Now, when caregivers need to find a specific item, they can access the Radianse software program from any computer in the hospital. There, staff members can search for a type of device, or can enter a device’s serial number in order to locate a specific piece of equipment,. "I thought this was going to be a hard sell to get the [employees] to use it," says Morley, "but it ended up being just the opposite. The departments use it constantly to keep track of all their equipment."
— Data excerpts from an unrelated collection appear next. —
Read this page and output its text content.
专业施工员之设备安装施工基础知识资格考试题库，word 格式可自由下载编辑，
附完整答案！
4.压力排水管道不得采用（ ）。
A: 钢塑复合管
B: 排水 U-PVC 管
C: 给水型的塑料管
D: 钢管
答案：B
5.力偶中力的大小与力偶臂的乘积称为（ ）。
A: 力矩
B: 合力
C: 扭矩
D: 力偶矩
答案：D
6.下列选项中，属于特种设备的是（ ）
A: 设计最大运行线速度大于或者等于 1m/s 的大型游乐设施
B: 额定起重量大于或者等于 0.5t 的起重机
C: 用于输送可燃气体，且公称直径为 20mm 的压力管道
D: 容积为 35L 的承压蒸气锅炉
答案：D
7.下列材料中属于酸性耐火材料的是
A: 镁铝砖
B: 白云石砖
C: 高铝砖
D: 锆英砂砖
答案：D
Hospital staff can also use the system to find IV pumps, which require regular software upgrades. The system can also be employed to track defibrillators, crash carts and other critical life-support equipment. This helps make sure the devices are regularly inspected.

In the future, PinnacleHealth will continue to tag more items at Harrisburg Campus, and Morley hopes to implement asset-tracking capabilities at Community Campus as well. "I've put it in the budget to expand there," he says, "and I'm hoping we'll be able to."